Butler sets team record with single: Billy Butler singled in the eighth inning on Saturday, and in doing so broke Willie Wilson's team record for most consecutive series with at least one hit. Butler has now hit in 97 straight series for the Royals.
"Hopefully I can continue to do it," Butler told MLB.com. "I think the only real thing to take out of it is consistency. I try to be as consistent as possible."
Franklin brings knuckleball out of mothballs: Ryan Franklin has added another pitch to his arsenal -- a knuckle ball. Well, kind of new, that is.
"I've been throwing that thing my whole life," Franklin, who threw the pitch about six or seven times out of 37 pitches on Saturday, told MLB.com. "It was like my second pitch from [when I was in] pee-wee -- forever. My dad always said, 'Hey, how come you never throw that knuckleball?' but I never threw it probably until my third year in Seattle. And then I threw it one time."
Moss got an early look at Chapman's heat: Brandon Moss doesn't have many fond memories of facing Cincinnati's Aroldis Chapman and his 103-mph fastball earlier this season at the Triple-A level.
"The first time I faced him, he threw 98 mph -- and the ball went behind me," Moss told the Pittsburgh Tribune-Review, grinning. "After that, I was done for that at-bat. I struck out. Next at-bat against him, I struck out. The one after that, I struck out."
He did get to face him one last time, though.
"The last time I faced him, I hit a grounder to second base," said Moss. "It was a moral victory."
Uehara sticks to same routine as closer: Firmly in place as the closer in Baltimore, Koji Uehara says his day-to-day way of doing things has not changed from when he wasn't working the back end of games.
"I'm making sure that I'm prepared every day, and I'm doing pretty much the same routine," Uehara told the Baltimore Sun. "Whenever they want me to be out there, I'll go."
Pence sizes up pitchers to collect stolen bases: Hunter Pence needs only two more stolen bases to become the ninth player in Houston franchise history to reach 20 steals and 20 home runs in one season.

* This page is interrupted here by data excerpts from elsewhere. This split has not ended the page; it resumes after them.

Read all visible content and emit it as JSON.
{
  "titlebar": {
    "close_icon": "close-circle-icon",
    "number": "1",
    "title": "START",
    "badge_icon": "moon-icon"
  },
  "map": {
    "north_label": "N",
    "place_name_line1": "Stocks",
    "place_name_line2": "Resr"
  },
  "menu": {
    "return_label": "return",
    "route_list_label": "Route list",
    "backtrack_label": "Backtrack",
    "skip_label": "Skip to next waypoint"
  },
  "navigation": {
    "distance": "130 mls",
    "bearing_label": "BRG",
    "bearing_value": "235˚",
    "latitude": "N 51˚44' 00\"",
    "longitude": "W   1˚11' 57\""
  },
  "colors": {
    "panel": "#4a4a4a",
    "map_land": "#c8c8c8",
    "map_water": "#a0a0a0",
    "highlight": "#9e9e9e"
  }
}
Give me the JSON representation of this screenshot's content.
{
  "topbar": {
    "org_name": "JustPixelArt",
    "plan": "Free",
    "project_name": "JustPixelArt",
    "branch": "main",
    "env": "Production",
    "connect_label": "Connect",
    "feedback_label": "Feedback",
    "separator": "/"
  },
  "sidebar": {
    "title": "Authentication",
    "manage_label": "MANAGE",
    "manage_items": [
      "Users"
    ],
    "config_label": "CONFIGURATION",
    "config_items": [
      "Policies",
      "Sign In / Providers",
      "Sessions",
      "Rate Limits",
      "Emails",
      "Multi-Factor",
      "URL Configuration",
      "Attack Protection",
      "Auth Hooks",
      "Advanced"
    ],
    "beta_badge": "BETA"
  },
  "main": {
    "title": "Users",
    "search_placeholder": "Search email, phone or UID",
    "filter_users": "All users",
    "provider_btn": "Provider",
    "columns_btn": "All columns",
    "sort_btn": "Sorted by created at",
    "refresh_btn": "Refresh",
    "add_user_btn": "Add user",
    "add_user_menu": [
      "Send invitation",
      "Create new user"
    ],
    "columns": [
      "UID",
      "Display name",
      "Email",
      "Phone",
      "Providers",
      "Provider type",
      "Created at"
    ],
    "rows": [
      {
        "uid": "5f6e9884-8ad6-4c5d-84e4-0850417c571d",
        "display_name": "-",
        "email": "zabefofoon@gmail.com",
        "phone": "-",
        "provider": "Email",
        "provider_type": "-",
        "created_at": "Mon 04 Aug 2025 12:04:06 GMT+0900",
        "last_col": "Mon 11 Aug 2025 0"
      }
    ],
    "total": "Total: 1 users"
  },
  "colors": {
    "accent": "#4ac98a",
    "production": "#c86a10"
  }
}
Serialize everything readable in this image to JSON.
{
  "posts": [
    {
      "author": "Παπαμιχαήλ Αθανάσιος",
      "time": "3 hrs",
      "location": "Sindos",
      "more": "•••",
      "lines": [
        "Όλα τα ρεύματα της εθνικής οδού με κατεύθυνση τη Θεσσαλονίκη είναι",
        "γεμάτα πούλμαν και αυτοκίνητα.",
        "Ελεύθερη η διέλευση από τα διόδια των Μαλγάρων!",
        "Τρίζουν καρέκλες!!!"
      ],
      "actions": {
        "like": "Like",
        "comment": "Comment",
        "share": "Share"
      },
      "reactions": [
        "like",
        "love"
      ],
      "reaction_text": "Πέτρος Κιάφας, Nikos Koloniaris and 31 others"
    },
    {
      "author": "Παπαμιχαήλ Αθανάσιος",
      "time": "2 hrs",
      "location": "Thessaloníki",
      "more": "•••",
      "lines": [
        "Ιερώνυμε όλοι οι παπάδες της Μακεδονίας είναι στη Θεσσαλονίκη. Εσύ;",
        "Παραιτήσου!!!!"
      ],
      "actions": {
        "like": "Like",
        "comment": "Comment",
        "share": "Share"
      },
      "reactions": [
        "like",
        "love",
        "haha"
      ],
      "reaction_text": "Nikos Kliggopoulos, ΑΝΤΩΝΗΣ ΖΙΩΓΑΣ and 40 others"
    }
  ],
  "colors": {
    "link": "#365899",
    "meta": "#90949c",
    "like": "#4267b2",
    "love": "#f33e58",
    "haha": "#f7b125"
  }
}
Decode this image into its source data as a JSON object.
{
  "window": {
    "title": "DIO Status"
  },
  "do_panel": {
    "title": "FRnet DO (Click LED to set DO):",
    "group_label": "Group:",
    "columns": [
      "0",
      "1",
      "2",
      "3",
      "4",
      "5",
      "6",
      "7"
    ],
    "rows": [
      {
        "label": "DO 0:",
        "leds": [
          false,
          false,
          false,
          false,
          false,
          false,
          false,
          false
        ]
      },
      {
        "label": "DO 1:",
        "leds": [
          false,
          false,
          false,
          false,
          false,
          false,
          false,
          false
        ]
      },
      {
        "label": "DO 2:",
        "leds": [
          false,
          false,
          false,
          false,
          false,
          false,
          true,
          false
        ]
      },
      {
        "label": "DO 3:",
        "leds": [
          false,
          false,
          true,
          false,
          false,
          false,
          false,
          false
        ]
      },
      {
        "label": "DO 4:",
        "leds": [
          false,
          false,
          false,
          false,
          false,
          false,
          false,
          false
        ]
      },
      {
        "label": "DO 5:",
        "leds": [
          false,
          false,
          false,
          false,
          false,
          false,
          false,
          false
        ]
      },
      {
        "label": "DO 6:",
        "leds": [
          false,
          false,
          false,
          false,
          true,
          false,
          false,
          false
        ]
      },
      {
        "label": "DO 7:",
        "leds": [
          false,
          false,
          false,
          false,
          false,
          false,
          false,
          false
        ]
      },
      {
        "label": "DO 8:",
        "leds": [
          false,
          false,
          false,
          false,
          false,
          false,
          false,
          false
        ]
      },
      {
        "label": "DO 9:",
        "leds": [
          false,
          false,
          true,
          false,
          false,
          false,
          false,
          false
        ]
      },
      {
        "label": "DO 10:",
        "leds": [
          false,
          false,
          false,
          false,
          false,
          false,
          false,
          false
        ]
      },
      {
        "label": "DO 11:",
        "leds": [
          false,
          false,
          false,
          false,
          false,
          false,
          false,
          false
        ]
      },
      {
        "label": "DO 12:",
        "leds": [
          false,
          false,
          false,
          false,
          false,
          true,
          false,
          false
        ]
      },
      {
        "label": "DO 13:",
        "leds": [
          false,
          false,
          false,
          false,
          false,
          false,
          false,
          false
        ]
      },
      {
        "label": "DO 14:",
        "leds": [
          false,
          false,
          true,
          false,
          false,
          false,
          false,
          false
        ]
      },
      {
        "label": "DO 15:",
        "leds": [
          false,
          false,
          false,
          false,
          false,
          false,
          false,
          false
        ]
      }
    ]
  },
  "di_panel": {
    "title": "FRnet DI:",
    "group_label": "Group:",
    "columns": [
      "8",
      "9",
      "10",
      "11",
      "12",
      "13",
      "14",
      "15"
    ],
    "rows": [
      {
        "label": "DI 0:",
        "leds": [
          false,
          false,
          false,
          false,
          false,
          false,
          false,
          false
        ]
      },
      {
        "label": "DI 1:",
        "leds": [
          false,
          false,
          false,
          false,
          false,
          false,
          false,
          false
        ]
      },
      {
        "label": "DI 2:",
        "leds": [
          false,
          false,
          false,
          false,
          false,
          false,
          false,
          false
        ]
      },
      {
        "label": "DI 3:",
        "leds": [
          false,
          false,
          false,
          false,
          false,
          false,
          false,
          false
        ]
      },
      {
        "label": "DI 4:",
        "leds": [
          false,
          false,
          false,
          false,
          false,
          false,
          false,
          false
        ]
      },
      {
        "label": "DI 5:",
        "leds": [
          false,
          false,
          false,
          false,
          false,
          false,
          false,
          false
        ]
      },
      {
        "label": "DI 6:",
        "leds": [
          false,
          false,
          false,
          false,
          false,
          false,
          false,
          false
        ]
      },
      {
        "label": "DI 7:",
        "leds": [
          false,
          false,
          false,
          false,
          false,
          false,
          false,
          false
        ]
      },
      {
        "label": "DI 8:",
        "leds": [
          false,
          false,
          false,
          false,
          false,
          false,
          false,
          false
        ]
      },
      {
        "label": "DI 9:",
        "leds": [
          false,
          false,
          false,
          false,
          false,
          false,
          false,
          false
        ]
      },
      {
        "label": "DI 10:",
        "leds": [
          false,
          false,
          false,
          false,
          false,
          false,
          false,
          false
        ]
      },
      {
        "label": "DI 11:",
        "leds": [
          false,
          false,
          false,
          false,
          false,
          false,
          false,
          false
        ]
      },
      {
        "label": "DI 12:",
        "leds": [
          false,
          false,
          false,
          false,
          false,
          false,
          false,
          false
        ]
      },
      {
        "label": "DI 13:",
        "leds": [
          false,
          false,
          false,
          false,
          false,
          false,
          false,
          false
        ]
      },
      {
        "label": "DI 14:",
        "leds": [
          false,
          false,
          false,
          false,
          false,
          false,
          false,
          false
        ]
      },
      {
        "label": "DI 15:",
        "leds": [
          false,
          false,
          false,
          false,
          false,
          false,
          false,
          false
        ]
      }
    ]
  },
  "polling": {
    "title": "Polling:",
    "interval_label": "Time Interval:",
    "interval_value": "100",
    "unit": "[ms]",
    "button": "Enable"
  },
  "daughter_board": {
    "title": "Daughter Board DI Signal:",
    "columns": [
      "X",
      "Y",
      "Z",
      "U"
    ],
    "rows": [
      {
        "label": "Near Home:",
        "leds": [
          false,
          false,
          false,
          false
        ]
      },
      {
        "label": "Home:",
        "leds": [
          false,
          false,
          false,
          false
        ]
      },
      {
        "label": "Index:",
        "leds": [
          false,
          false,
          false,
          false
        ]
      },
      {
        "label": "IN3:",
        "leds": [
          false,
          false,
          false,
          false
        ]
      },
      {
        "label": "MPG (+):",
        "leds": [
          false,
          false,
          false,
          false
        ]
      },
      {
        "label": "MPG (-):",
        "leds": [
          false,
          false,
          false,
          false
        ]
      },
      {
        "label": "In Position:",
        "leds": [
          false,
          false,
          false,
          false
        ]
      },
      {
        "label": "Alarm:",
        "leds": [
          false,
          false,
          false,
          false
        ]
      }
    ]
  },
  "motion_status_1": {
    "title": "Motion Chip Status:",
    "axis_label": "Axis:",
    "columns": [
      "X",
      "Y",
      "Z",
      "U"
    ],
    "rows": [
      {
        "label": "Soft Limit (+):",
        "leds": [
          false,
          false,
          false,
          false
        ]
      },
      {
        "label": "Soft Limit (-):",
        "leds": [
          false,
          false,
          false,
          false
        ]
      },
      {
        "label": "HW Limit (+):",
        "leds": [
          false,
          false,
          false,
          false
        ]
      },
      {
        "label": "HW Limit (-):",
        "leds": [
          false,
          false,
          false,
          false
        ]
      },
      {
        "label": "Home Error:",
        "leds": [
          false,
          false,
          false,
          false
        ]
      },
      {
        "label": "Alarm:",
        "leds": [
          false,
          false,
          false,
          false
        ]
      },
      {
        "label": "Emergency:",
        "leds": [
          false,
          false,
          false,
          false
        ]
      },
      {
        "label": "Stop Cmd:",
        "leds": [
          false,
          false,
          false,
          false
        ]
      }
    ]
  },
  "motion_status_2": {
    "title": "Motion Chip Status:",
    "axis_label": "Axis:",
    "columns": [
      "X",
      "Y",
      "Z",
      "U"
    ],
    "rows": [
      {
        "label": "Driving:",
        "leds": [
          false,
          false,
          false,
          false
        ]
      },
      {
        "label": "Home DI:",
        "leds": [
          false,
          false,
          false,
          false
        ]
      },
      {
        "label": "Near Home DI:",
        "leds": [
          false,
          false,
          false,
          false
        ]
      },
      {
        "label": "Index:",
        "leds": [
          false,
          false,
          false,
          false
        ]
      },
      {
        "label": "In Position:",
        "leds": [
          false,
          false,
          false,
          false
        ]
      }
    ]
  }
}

The last player to reach the milestone for the Astros was Carlos Beltran in 2004.
"I have to be smart," Pence told MLB.com. "I'm right on the cusp of being just fast enough. I know the times the pitcher has to be [to the plate] for me to get a bag, and they understand if they pick and get the ball home quick enough, I'm not going to be able to steal on you. That's the bottom line."
Drabek to follow father's footsteps with start: Kyle Drabek, the son of former All-Star pitcher Doug Drabek, is expected to make his Major League debut for the Blue Jays on Wednesday in Baltimore.
"I phoned about 10:30 a.m. my time," New Hampshire manager Luis Rivera told the Toronto Sun. "So 9:30 Houston time, I woke him up. He didn't say a whole lot, but I know he was happy."
Drabek, who had been pitching for Double-A New Hampshire, was among the prospects Toronto received from Philadelphia in the preseason Roy Halladay trade.
Andrus hits the 30-steal mark again: With a steal of second base in the sixth inning of Saturday's game against the Yankees, Elvis Andrus became the first Rangers player to steal 30 bases in consecutive seasons since Tom Goodwin in 1998-99.
"I'm still learning a lot," Andrus told the Fort Worth Star-Telegram. "I could be better this year with my stolen bases. Now I'm starting to understand a little bit that I don't have to steal every time I get on base. That's something that [coach] Gary Pettis has been talking to me about the whole season."
McLouth's adjustments are paying off: Nate McLouth's trip to the Minors in late July proved to be beneficial. McLouth made adjustments to his swing in Triple-A and has been hot since being recalled.
"He made a nice adjustment when he came down," Gwinnett hitting coach Jamie Dismuke told the Atlanta Journal-Constitution. "His stride was a little long and he shortened up, stayed back on his backside, and he's driving the ball much better."